Feeling lonely is actually bad for you.

  What a surprise!
From Salon
Cacioppo, an evolutionary psychologist who has studied social connection for 30 years, stresses that chronic loneliness has well-documented health effects. For decades, scientists have known that social isolation impacts our health in ways comparable to the effects of high blood pressure, lack of exercise, obesity and smoking. In short, being lonely is bad for you.
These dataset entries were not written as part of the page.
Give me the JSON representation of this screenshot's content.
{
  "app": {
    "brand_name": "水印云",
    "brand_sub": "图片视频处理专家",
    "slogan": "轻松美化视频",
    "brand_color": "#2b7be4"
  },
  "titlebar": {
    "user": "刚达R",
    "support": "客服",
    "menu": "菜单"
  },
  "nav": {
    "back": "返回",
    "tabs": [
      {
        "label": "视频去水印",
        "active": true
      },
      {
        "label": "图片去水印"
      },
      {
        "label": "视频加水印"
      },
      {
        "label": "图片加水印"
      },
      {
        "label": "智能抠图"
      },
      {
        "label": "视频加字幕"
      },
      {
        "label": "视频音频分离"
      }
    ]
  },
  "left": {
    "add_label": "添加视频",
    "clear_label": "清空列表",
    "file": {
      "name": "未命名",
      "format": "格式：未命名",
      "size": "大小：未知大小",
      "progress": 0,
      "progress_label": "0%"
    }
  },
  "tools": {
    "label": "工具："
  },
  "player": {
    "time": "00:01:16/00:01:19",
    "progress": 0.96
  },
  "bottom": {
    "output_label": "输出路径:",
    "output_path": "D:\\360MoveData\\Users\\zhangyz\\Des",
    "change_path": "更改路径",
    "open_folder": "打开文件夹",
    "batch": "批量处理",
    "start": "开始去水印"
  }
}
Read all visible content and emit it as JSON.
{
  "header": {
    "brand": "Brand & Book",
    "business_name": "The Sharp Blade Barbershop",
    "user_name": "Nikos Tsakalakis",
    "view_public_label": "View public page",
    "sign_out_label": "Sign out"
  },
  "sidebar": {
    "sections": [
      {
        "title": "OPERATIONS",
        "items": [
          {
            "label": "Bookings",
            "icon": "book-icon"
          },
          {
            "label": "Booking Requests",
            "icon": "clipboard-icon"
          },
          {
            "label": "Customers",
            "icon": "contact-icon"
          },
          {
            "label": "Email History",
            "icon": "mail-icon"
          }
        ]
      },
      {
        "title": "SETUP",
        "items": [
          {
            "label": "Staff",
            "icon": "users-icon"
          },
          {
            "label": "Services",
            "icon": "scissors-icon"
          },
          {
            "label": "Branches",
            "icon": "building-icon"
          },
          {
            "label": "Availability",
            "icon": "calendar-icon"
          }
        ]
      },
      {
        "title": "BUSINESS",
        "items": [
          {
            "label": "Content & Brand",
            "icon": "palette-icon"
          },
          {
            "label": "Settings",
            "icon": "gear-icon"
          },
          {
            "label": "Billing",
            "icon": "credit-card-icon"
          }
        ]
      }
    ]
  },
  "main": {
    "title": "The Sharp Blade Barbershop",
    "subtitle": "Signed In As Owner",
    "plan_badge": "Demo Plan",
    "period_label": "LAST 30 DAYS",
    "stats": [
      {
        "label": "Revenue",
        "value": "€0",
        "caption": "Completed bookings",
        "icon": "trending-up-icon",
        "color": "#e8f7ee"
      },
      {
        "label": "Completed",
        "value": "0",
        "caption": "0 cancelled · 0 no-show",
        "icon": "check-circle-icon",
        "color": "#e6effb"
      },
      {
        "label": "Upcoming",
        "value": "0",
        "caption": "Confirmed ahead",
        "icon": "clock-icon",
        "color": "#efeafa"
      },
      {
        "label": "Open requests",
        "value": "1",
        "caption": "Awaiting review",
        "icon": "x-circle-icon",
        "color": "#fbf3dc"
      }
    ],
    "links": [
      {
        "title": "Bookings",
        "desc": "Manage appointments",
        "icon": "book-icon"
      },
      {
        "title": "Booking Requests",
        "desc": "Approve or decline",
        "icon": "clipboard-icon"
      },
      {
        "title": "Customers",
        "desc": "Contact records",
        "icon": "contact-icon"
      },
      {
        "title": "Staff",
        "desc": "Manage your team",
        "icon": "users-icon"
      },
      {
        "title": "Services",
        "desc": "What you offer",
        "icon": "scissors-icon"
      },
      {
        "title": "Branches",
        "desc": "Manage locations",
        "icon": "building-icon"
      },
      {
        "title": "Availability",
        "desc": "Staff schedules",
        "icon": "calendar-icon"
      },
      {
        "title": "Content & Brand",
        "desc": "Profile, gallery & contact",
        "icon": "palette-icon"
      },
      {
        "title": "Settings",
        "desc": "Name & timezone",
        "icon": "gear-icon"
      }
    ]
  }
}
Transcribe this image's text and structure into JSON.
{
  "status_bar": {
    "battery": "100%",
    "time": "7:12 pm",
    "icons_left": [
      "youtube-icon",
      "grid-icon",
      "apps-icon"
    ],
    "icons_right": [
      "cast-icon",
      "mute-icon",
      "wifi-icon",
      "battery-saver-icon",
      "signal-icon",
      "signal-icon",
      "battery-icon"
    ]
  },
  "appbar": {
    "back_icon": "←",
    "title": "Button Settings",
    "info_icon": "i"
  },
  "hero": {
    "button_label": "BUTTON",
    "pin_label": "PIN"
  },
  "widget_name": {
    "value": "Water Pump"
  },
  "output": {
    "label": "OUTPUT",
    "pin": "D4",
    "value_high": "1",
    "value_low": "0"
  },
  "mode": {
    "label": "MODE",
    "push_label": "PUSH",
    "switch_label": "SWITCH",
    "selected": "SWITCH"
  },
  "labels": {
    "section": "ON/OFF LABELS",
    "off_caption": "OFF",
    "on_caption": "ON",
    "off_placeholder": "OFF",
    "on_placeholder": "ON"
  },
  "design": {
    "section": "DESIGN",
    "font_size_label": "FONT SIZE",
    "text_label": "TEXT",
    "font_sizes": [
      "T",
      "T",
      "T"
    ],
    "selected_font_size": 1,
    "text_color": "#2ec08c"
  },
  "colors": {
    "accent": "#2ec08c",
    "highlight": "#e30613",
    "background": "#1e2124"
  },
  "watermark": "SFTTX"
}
But what Cacioppo and his colleagues have found is that it's not literally being alone, but the subjective experience known as loneliness that causes harm.
"Whether you're at home with your family, working in an office crowded with bright and attractive young people, touring Disneyland, or sitting alone in a fleabag hotel on the wrong side of town, chronic feelings of loneliness can drive a cascade of physiological events that actually accelerates the aging process," he writes.
While brief periods of loneliness, such as your first semester away at college, or following the death of your spouse, doesn't appear to cause grave harm, chronic loneliness does. The long-term lonely are likely to suffer more diseases at an earlier age, and die younger than those who feel close to others. By middle age, the lonely drink more alcohol, eat more fat and exercise less than their more social fellows. The experience of feeling lonely -- whether or not you're surrounded by family, friends and co-workers -- impacts stress hormones, immune function and heart health.